EQUITY IN TIMELY TREATMENT FOR WOMEN WITH CARDIAC DISEASE

Friday, April 24, 2015
MaryAnn Daly England, RN BCEN , Nursing, University Of Arizona, Tucson, AZ
Jane M. Carrington, PhD, RN , College of Nursing, University of Arizona, Tucson, AZ
Purpose/Aims: More than 233,000 or one in four women die each year due to cardiac disease. The purpose of this presentation is to introduce a cardiac risk stratification tool to assist practitioners in identifying  acute and prodromal symptoms in women increasing quality care and patient safety.

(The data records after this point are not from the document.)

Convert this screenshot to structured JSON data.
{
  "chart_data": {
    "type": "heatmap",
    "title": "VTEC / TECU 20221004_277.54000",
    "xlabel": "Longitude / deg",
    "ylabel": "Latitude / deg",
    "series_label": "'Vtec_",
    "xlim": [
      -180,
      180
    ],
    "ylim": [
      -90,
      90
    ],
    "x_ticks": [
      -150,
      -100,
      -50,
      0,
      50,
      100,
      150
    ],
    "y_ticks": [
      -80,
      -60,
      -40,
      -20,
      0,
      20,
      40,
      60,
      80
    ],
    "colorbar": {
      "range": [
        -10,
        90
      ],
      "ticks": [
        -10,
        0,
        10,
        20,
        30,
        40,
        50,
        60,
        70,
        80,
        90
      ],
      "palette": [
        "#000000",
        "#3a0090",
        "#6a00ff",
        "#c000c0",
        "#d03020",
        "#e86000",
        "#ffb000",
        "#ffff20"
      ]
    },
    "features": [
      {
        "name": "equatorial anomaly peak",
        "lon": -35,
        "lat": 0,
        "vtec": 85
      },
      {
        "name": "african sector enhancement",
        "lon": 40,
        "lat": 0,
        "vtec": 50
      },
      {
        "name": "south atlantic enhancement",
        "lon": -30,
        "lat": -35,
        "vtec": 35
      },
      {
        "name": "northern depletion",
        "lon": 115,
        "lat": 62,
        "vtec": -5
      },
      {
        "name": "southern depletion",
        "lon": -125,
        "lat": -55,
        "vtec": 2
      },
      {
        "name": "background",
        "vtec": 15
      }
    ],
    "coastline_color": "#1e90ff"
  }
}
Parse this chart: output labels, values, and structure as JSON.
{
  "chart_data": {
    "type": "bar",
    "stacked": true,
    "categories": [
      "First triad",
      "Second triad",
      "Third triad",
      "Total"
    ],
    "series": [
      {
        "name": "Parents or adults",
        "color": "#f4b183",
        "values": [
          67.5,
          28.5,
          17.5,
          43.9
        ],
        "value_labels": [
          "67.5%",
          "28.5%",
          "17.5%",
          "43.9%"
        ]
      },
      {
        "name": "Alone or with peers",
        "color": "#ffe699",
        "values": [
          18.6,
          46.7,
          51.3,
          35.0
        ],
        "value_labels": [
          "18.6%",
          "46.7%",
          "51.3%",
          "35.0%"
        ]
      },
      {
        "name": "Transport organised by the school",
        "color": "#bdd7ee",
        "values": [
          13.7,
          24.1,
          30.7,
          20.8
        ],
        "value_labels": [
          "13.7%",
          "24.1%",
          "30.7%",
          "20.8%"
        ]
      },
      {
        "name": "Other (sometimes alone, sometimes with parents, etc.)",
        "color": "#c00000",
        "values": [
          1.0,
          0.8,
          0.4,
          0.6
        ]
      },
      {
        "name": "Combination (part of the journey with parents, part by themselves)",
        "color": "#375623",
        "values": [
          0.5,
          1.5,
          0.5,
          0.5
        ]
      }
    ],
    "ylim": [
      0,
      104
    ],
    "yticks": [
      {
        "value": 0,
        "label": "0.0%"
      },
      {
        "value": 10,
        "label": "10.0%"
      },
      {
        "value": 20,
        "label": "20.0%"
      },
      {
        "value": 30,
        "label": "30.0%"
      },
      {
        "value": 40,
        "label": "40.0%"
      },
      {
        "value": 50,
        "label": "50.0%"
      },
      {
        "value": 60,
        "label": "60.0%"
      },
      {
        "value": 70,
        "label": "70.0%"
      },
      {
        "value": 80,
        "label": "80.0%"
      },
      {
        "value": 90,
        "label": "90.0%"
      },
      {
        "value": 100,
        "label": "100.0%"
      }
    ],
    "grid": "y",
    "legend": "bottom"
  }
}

Rationale/Background: Men have benefitted more than women with advances in cardiac disease diagnostics. In the United States, women die of cardiac disease more frequently than men.  This is especially troubling when, compared to women, men present with more acute myocardial infarctions. Cardiovascular disease is still the leading cause of mortality and morbidly for women. Women under 50 years of age have twice the mortality of men after an acute myocardial infarction and women have a higher incidence of sudden cardiac death. These disparities may be the result of a delay in treatment by practitioners who do not recognize prodromal symptoms or their importance in risk stratification. This component is a modifiable factor in decreasing the disparity in mortality and morbidity of women. Furthermore, this disparity expands ethnic lines including Black and Hispanic women having greater disparity over White women in cardiac event recognition and timely treatment.

Description of the Undertaking/Best Practice: A standardized tool that assists practitioners to identify and efficiently treat women with cardiac disease may decrease disparities between men and women and increase patient safety and quality. The tool will provide stratification of women’s cardiovascular acute and prodromal symptoms assisting the practitioner’s ability to categorize cardiac risk and initiate cardiac diagnostic and treatment pathways. Using gender specific risk stratification along with cluster analysis of acute and prodromal symptoms, risk groups will be established. Specific characteristics such as body mass index, race, smoking, age and personal history of cardiovascular disease will be incorporated. 

Practice Outcomes: This tool will be implemented in a clinical practice as part of a quality improvement project.  Our anticipated outcomes include provider and patient satisfaction and effective decision making in assessment and timely treatment of women who present with acute and prodromal cardiac symptoms.

Conclusions: Women are still subject to gender inequities by being under-diagnosis and under-treated. Women who present with prodromal cardiac symptoms challenge practitioners. Research in gender inequities and prodromal clustering can assist practitioners in reaching a cardiac etiology earlier. Early application of risk stratifications are a pivotal link between patient presentation and treatment initiation timelines. Applying a standardized tool will decrease gender inequities in treatment, improving mortality and morbidly for women.